There is an interrogation technique called Five Whys. I believe it was created by S. Toyoda, and was and very is effective in root cause analysis. The basic idea was to ask a question and follow up with "Why?" until an answer contained an alterable behavior... that answer would usually come with the fifth why. Once in a while I use it in a business meetings, and as long as the person who is being questioned doesn't get defensive or hostile, it is surprisingly effective.
5 Whys is great for getting depth into one causal subtree, but based on a paper I once read, answers can lack breadth when there is more than one cause (which is often the case). It said that "Why" is often best answered with a directed acyclic graph of causal relationships.
(Though when I tried to use a causal DAG for root cause analysis of an incident at my current company, I was told that I was wasting time and no one cares. But I thought the data I found was pretty interesting and worth exploring.)
Similar here. Was pumped in an RCA with "why?" multiple times. The 'root cause' was I fucked up and missed something. But that was because "prod was broken right then, fix ASAP!" and no one else understands the problem, and we're understaffed, and people 'reviewed' the code without understanding what it was doing (or why) and one 'fix' led to another problem, and that 'fix' led to a third, and trying to explain this in an 'RCA' meeting confused the heck out of everyone because there were 3 different days/times people saw the problem, and could not understand it was one original thing that triggered, with cascading problems in the 'fixes', etc.

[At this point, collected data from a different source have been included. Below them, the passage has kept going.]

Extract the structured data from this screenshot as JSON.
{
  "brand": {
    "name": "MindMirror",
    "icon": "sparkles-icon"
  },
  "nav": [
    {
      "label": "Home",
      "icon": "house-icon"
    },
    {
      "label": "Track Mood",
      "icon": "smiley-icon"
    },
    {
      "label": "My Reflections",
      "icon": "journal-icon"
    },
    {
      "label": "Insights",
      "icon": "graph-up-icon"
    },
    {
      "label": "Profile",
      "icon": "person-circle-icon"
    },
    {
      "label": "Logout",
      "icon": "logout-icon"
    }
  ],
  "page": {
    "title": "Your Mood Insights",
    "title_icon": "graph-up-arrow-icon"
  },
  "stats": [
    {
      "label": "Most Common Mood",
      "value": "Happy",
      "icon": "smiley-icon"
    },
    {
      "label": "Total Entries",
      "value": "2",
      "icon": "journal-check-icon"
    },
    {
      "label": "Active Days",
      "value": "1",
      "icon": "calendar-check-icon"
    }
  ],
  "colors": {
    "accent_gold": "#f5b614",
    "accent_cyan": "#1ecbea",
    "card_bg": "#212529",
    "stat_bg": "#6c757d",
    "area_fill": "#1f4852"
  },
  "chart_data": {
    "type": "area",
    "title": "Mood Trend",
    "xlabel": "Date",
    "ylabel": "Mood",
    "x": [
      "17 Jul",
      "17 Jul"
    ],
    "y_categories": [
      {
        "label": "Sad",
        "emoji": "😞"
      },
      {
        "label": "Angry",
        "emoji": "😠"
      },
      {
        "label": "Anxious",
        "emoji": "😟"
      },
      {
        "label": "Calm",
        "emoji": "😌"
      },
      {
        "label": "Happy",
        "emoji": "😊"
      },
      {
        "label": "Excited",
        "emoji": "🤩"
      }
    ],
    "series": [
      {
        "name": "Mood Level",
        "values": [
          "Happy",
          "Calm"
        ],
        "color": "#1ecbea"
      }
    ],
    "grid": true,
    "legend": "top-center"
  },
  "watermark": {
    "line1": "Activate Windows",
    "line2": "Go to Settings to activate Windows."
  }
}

You keep asking "why?" and only want one 'thing' to be 'actionable'... you will raise my frustration level. The root cause is an emergent property of understaffing, poor communication practices and a belief that everything can be reduced to a jira card providing sufficient context and understanding for a diverse audience with different skills and needs.
In a japanese company that I worked at previously, answering RCA must be clear and in detail way. I got used to it so when I explain something to people, I want them to NOT ask any further question again because I compiled all the information they needed, including prevention. Their next response should be "got it understood" or clarifying their action. Other than that, I think I failed to explain things in a very basic way
> The 'root cause' was I fucked up and missed something.
It's really hard to do RCA when people are blaming themselves. It had to suck to be in that meeting. A really good RCA isn't about finding a single actionable thing, it's about finding our what the root cause of the problem is... which in this case, might have been whatever originally broke production and caused an emergency fix that failed three times.
"It's really hard to do RCA when people are blaming themselves"
Often, the root cause is someone made a mistake. You can say there should have been other systems to prevent/review/etc, but the root cause is a mistake a person made. You can '5 whys' it to death, but I made a mistake (or... someone did).
"whatever originally broke production" - in this case, I made a mistake. That mistake wasn't caught until production. Then the fixes were all broken too.
I don't always blame myself for everything, but if I've made a mistake, I'll own up to it. For me, it helps me be aware of what I can do to avoid those in the future. This may or may not be some rca-checklist other people can refer to, because... it's not 'actionable' to anyone but me.